Little of this is evident in those soft-focused cameos of Monty's perfect gardens, more often than not filmed in the Cotswolds. Oh, no – not the Cotswolds again! Do BBC gardeners live anywhere else? Little wonder that the programme that sets me and thousands of Scottish gardeners alight is The Beechgrove Garden.

Beechgrove is and always has been, as its website declares, “a firmly practical, get-your-hands-dirty gardening programme which delights in success but also learns from failures in the garden and never takes itself too seriously”.

Thanks to its advice, and despite the long winter and wet conditions of Loch Earn, the garden has pulled through, with stunning lilac and apple blossom this year, and more than 60 roses now in bud.

We can make our Scottish gardens – and our Scottish towns and villages – so much more attractive with practical, positive, down-to-earth solutions that the programme regularly presents.
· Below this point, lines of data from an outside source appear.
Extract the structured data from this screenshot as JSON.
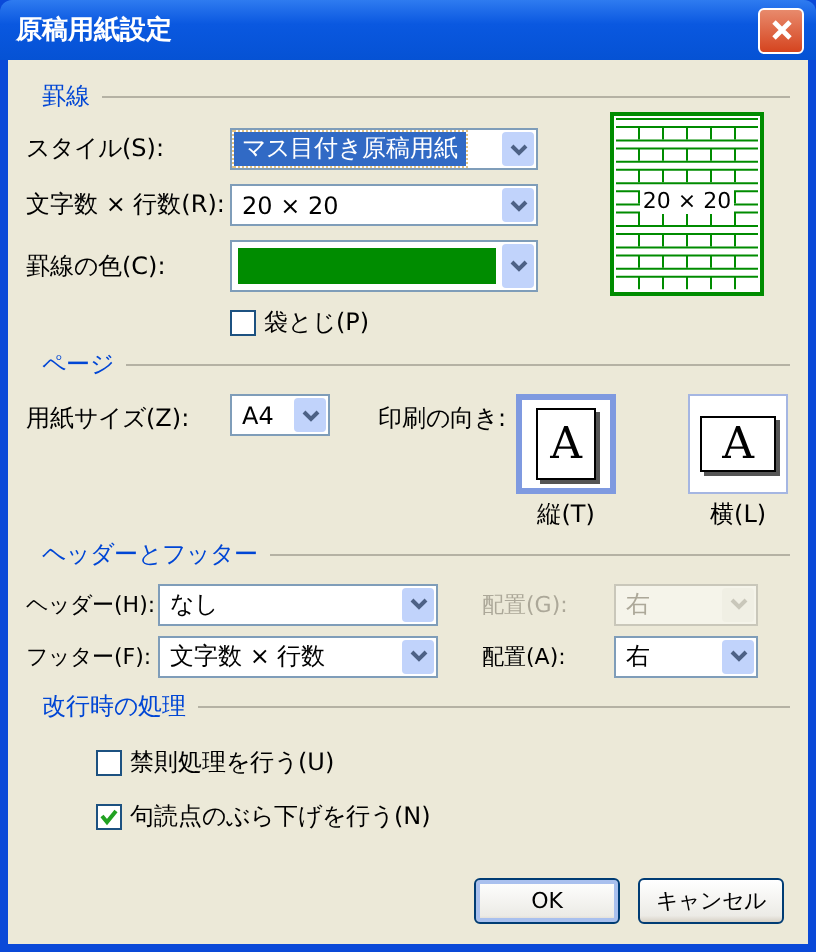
{
  "window": {
    "title": "原稿用紙設定"
  },
  "ruled_lines": {
    "heading": "罫線",
    "style": {
      "label": "スタイル(S):",
      "value": "マス目付き原稿用紙"
    },
    "chars_lines": {
      "label": "文字数 × 行数(R):",
      "value": "20 × 20"
    },
    "line_color": {
      "label": "罫線の色(C):",
      "color": "#008c00"
    },
    "bound": {
      "label": "袋とじ(P)",
      "checked": false
    },
    "preview": {
      "label": "20 × 20"
    }
  },
  "page": {
    "heading": "ページ",
    "paper_size": {
      "label": "用紙サイズ(Z):",
      "value": "A4"
    },
    "orientation_label": "印刷の向き:",
    "orientations": [
      {
        "label": "縦(T)",
        "glyph": "A",
        "kind": "portrait",
        "selected": true
      },
      {
        "label": "横(L)",
        "glyph": "A",
        "kind": "landscape",
        "selected": false
      }
    ]
  },
  "header_footer": {
    "heading": "ヘッダーとフッター",
    "rows": [
      {
        "label": "ヘッダー(H):",
        "value": "なし",
        "align_label": "配置(G):",
        "align_value": "右",
        "align_disabled": true
      },
      {
        "label": "フッター(F):",
        "value": "文字数 × 行数",
        "align_label": "配置(A):",
        "align_value": "右",
        "align_disabled": false
      }
    ]
  },
  "line_break": {
    "heading": "改行時の処理",
    "options": [
      {
        "label": "禁則処理を行う(U)",
        "checked": false
      },
      {
        "label": "句読点のぶら下げを行う(N)",
        "checked": true
      }
    ]
  },
  "buttons": [
    "OK",
    "キャンセル"
  ]
}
Nurseries are well stocked with resilient plants that put on a great show in challenging Scottish conditions. Villages such as Comrie in Perthshire work hard at displays, hanging gardens and green seating areas that help attract locals and visitors alike.

It is not easy work. It requires effort and patience. But the results can uplift the spirit and show our localities to best effect. Step aside, the Scottish Growth Commission! The Beechgrove Garden, with a growth commission of its own, offers practical, real-world solutions to hand. Long may it bloom.